After a year’s delay I felt certain the Queen of Navarre had no real interest in a marriage between myself and the Prince of Navarre. I started to feel safe. But I underestimated Mother. When wheedling and bribing failed, she turned to her favorite method: threats. Her Majesty intimated she would seek a papal investigation into the validity of Jeanne’s marriage to Antoine de Bourbon. Such an examination would call into question my cousin’s standing as First Prince of the Blood.

Who can say if there was any true defect in Jeanne’s union? The Queen of Navarre, as a member of a reviled sect, may simply have despaired of a fair hearing from the Holy Father. Whatever her reasoning, Jeanne wrote saying if His Majesty would confirm her son’s position, the Prince of Navarre would wed me. Without a miracle, I will be my cousin’s wife before we see another autumn. So my heart is as dark and heavy as the gown I am fastened into for my portrait.

I am not the only one in a black mood. Ruggiero il vecchio predicts Mother will die near Saint-Germain. All work on the Tuileries has been halted because it lies in the diocese of Saint-Germain l’Auxerrois. And even such a precaution does not lift the pall that has settled on Her Majesty. I am not sorry. Mother has blighted my life.
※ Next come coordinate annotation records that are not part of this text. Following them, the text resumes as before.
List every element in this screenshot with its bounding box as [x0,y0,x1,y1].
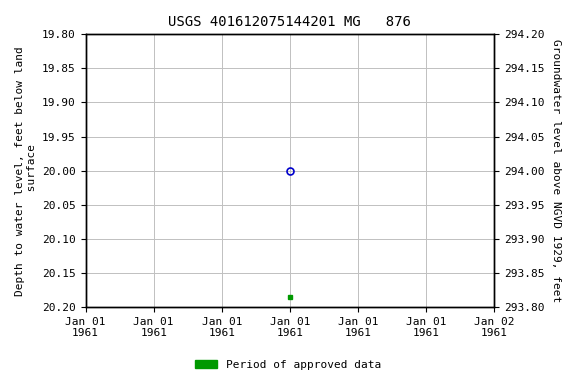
Y-axis label: Groundwater level above NGVD 1929, feet: Groundwater level above NGVD 1929, feet [551,39,561,302]
Y-axis label: Depth to water level, feet below land
 surface: Depth to water level, feet below land su… [15,46,37,296]
Legend: Period of approved data: Period of approved data [191,356,385,375]
Title: USGS 401612075144201 MG   876: USGS 401612075144201 MG 876 [168,15,411,29]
I am glad that her happiness has been taken by this prophecy, even though I am not quite wicked enough to wish her dead.

If delight in another’s distress were all I had to sustain me, mine would be a miserable existence. After another prolonged absence, however, my love, my Duc, has again returned to Court. He has been au Louvre daily—letting his wife, pregnant again, languish at the H?tel de Guise, clutching a basin and heaving, while he flirts with me. Mother casts us warning looks but seems willing to tolerate the renewed attention we pay each other. I cannot understand this indulgence on her part, but I do not care to delve too deeply into it.